Written by Brook Schaaf
OpenAI’s Sam Altman is often attacked by critics as a conniver. No less a figure than arch-rival Elon Musk has referred to him as “Scam Altman.” However true or untrue, relevant or not these allegations are, Altman is a visionary figure in a rarefied space. And whatever its ultimate utility, ChatGPT has already changed the world in a permanent way, provided the company doesn’t go bust, as predicted by doomsayers like Ed Zitron.
Why bust? Not because of an AI bubble, per se, but because of its dramatic profitability gap, which conventional wisdom holds shall be filled mostly with advertising alongside subscriber revenue and data sales. Ari Paparo said as much on a Marketecture episode: “There is no example of a global… consumer product that doesn’t have advertising as part of it in the tech world… if they have market share, they will be able to monetize it… AdWords monetized [got traction] really quickly as soon as they launched it.” He anticipates that LLM advertising dollars will come at the expense of search. As Ryan Hudson of ZeroClick.ai has anticipated, ChatGPT will therefore build its own walled garden.

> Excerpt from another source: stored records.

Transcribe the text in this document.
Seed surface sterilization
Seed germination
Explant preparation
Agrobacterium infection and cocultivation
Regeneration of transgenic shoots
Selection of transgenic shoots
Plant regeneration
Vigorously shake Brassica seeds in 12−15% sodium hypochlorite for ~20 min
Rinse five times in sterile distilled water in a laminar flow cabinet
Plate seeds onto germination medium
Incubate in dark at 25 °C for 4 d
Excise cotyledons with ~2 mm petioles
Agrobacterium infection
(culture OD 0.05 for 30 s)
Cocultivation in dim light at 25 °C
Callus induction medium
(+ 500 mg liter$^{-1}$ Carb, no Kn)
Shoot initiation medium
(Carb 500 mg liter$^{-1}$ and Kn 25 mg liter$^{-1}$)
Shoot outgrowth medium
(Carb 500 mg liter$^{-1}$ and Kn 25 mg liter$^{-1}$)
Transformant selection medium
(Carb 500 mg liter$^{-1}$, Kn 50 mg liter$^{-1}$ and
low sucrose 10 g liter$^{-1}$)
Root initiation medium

But just what form will this advertising take? Mike Mallazzo of PayPal Honey (and Zero Clicks newsletter) often muses on the challenge: “Elegantly serving ads in multifaceted, anthropomorphic experiences like ChatGPT is the hardest design problem of this era and will require true first principles thinking.” He adds that the magic of the core product will not be risked, and so far, that seems to be true. Indeed, on the heels of the pre-Thanksgiving announcement of shopping research and just-observed ads in an Android beta, Altman declared a “code red,” meaning a delay in ChatGPT’s advertising initiative to counter a resurgent Google Gemini. (Kind of the opposite outcome from Google’s own infamous “code yellow” in 2019, which added more advertising.) This delay and the wringing of hands notwithstanding, ads are inevitable. My hunch is that, like AdWords before it, the final form will be obvious only in hindsight.
More compelling to me is Altman’s approach to disrupting the current walled garden bi-umvirate (excluding Amazon’s retail media network), as Facebook previously muscled in on Google’s turf. (OpenAI surely solicited Sheryl Sandberg.) In an interview with Tyler Cowen, Altman evinced what I can only describe as disdain toward the existing paradigm: “Ads on a Google search are dependent on Google doing badly… You’re like, ‘That thing is not quite aligned with me.’” Discussing an alternative model, he added, “Most companies like OpenAI will make more money at a lower margin.”
In researching my forthcoming book, I have become convinced that the walled gardens are highly effective in getting advertisers to spend past the point of diminishing returns and that ChatGPT has an opportunity to enter the market exactly here, where its Big Tech competitors are doing “badly.” And this entryway is not going to close; however good Gemini 3 may be, ChatGPT owns the answer engine modality and its disruptive potential.
If it takes a thief to catch a thief, perhaps it takes a schemer to foil a scheme.